See related post Brain in a Dish.

And with all this..

In vitro reductionist research can certainly give us some insight into general properties of the elements and their possibilities, such as the existence of plasticity, that communication occurs by synapses, and that signal can travel as action potentials.  However, this is akin to understanding basic properties of atoms which don’t directly translate up to the understanding of the properties and behavior of different materials.  Consequently it is grossly insufficient on its own. Indeed, considering all these aspects one has to wonder if the enormous body of in vitro scientific research is in fact, telling us anything at all about the functioning of the intact brain. And if it is, how this may translate to understanding of the human brain.

 

References

[1]       O. Herreras, “Local Field Potentials: Myths and Misunderstandings,” Front Neural Circuits, vol. 10, p. 101, 2016.

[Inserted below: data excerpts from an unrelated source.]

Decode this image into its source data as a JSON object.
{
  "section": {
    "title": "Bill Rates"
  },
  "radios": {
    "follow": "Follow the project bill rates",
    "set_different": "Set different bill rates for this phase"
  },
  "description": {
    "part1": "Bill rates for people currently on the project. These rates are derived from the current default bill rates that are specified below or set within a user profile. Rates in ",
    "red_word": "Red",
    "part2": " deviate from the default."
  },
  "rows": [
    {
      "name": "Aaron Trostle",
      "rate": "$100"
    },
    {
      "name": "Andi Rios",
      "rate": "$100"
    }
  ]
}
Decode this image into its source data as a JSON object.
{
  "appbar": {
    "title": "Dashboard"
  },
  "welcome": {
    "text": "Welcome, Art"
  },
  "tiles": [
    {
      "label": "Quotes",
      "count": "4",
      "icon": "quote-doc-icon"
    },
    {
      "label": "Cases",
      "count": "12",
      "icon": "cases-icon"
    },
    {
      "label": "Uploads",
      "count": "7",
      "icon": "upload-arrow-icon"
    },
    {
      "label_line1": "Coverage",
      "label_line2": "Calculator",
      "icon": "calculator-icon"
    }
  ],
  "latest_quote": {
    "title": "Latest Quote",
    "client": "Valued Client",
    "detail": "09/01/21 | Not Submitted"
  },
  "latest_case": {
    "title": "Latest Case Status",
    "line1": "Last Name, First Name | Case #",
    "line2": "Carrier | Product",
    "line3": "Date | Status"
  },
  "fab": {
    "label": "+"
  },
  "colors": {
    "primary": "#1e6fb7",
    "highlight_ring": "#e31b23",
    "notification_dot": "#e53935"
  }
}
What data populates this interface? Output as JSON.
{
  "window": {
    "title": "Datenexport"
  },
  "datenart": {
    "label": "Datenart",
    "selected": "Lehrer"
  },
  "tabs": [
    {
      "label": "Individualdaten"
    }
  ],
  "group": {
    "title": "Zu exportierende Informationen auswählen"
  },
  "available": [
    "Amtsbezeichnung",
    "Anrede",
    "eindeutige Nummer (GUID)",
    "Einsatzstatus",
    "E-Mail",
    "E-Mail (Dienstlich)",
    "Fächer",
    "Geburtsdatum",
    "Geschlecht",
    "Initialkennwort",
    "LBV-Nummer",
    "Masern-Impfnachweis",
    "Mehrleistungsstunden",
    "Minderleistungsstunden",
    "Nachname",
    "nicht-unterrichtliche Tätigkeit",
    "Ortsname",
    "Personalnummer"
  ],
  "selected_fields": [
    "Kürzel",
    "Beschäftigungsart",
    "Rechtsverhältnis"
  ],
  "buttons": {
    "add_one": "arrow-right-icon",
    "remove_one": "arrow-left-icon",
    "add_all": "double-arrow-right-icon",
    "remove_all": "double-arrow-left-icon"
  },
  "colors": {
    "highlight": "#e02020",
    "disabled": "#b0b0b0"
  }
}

[2]     G. Buzsaki, C. A. Anastassiou, and C. Koch, “The origin of extracellular fields and currents–EEG, ECoG, LFP and spikes,” Nat Rev Neurosci, vol. 13, no. 6, pp. 407-20, May 18 2012.

[3]     N. A. Oberheim Bush and M. Nedergaard, “Do Evolutionary Changes in Astrocytes Contribute to the Computational Power of the Hominid Brain?,” Neurochem Res, vol. 42, no. 9, pp. 2577-2587, Sep 2017.

[4]     N. A. Steinmetz, C. Koch, K. D. Harris, and M. Carandini, “Challenges and opportunities for large-scale electrophysiology with Neuropixels probes,” Curr Opin Neurobiol, vol. 50, pp. 92-100, Jun 2018.

[5]     P. R. LoVerso, C. M. Wachter, and F. Cui, “Cross-species Transcriptomic Comparison of In Vitro and In Vivo Mammalian Neural Cells,” Bioinform Biol Insights, vol. 9, pp. 153-64, 2015.

[6]     S. A. Prescott, S. Ratte, Y. De Koninck, and T. J. Sejnowski, “Pyramidal neurons switch from integrators in vitro to resonators under in vivo-like conditions,” J Neurophysiol, vol. 100, no. 6, pp. 3030-42, Dec 2008.